千物語

「百物語を目指しましょう。世界に異変が起きますように」

 この部屋は私だけで完結した世界だ。白い、白い、部屋の中で、私はただ生きていた。お腹がすくことはなく、眠くなることもなく、怪我をすることもなく、歳を取ることもなく、何をするわけでもない。ただ永く続く時の中で、私はただ生きていた。
 この部屋には一台の計算機がある。電源はどこからもつながっておらず、記憶容量は無限で、私と同じく壊れない。たった一つの欠点は、誰にもメッセージを送れないことだ。メールを送ろうと試しても、掲示板に書き込もうとしても、何を伝えようとしても、この計算機はエラーを吐く。
 受け取るしかない計算機とともに、何年もの月日が過ぎる。
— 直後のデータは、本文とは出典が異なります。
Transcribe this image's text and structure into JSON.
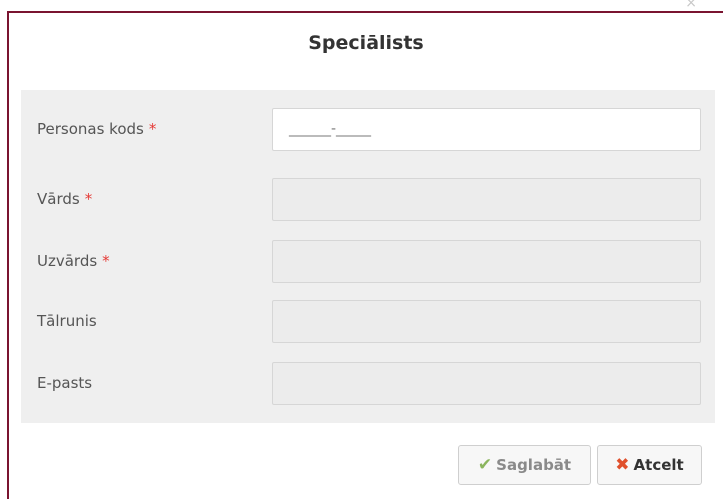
{
  "dialog": {
    "close_icon": "close-icon",
    "title": "Speciālists"
  },
  "form": {
    "fields": [
      {
        "label": "Personas kods",
        "required": "*",
        "mask": "______-_____"
      },
      {
        "label": "Vārds",
        "required": "*"
      },
      {
        "label": "Uzvārds",
        "required": "*"
      },
      {
        "label": "Tālrunis"
      },
      {
        "label": "E-pasts"
      }
    ]
  },
  "buttons": {
    "save": {
      "icon": "check-icon",
      "label": "Saglabāt"
    },
    "cancel": {
      "icon": "x-icon",
      "label": "Atcelt"
    }
  },
  "colors": {
    "modal_border": "#7a1430",
    "required": "#e53935",
    "save_check": "#8bb55e",
    "cancel_x": "#e0502c"
  }
}
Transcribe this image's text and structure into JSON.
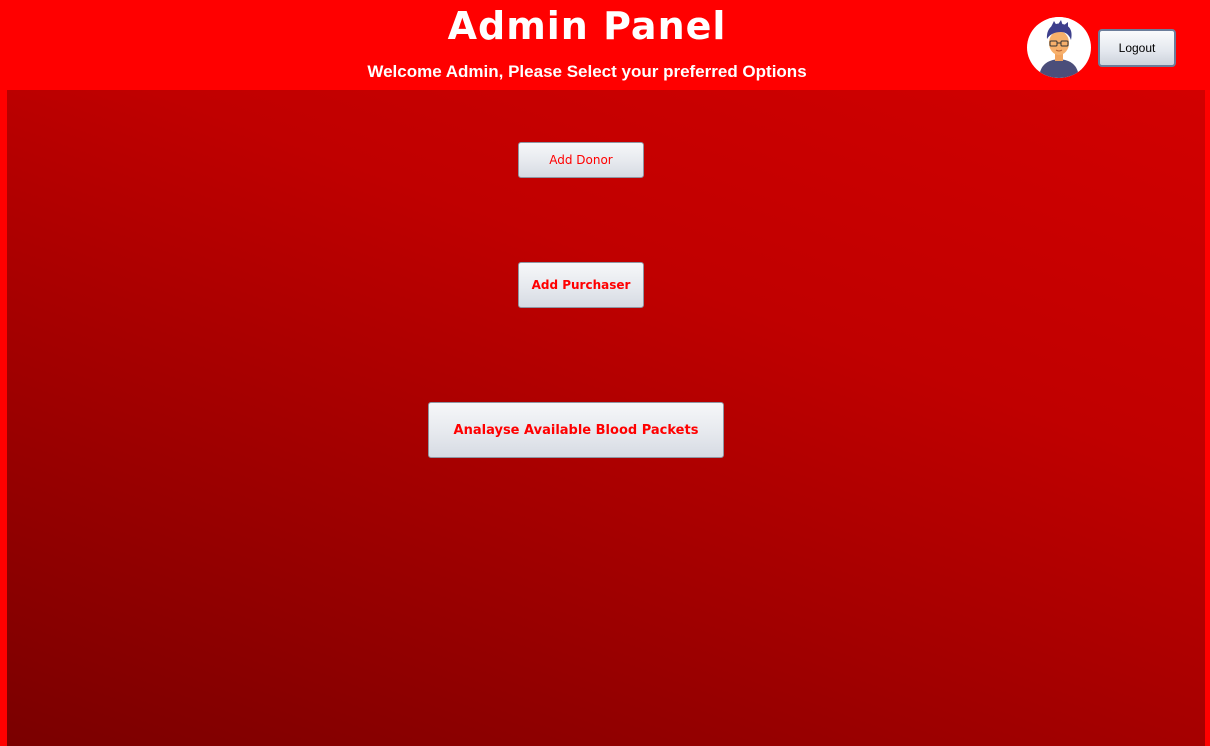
{
  "header": {
    "title": "Admin Panel",
    "subtitle": "Welcome Admin, Please Select your preferred Options",
    "logout_label": "Logout",
    "avatar_icon": "user-avatar-icon"
  },
  "actions": {
    "add_donor_label": "Add Donor",
    "add_purchaser_label": "Add Purchaser",
    "analyse_label": "Analayse Available Blood Packets"
  },
  "colors": {
    "header_bg": "#ff0000",
    "accent_text": "#ff0000",
    "panel_top": "#d20000",
    "panel_bottom": "#7a0000"
  }
}
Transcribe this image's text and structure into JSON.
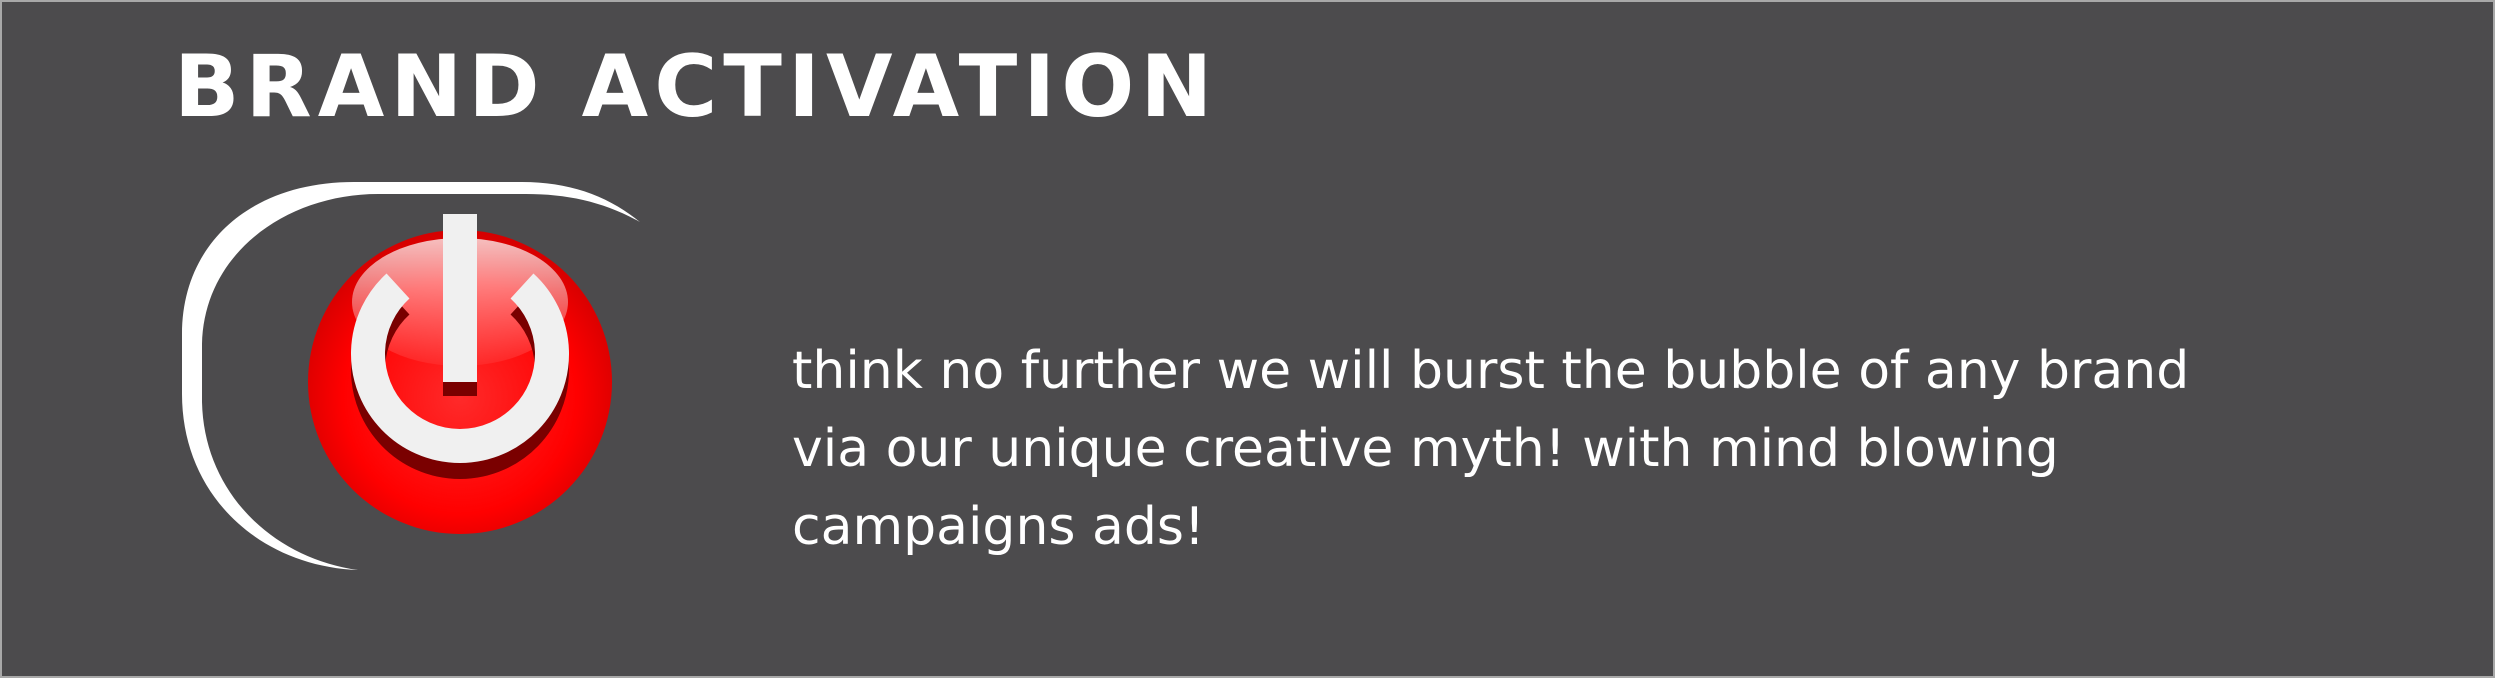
{
  "banner": {
    "title": "BRAND ACTIVATION",
    "tagline": "think no further we will burst the bubble of any brand via our unique creative myth! with mind blowing campaigns ads!",
    "icon": "power-button-icon"
  },
  "colors": {
    "background": "#4c4b4d",
    "frame": "#a8a8a8",
    "text": "#ffffff",
    "accent_red": "#ff0000",
    "symbol_white": "#f2f2f2"
  }
}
私は自分の年齢を忘れ、誕生日を忘れ、自分の名前も忘れてしまった。必要がないからだ、受け取るだけの世界では、それらは必要ないからだ。


だけど、ある日、私は見つけた。
たった一つのつながりを。


 とある人のとある企画、物語を一つの場所に書き連ねるというその企画の中でだけ、私は別の世界に触れることができた。物語形式でなければならない、私の生きる白い部屋について深く触れてはならない、など多数の制限はあるものの、私は表現の機会を得た。
 百の物語を連ねたいと思う。百の物語を連ねれば、この完結した世界に光が差す気がする。千の物語を連ねたいと思う。百が駄目なら千、千が駄目なら万。少なくとも今、私は希望を得た。


私の誕生日は今日、私の名前はカタリナとする。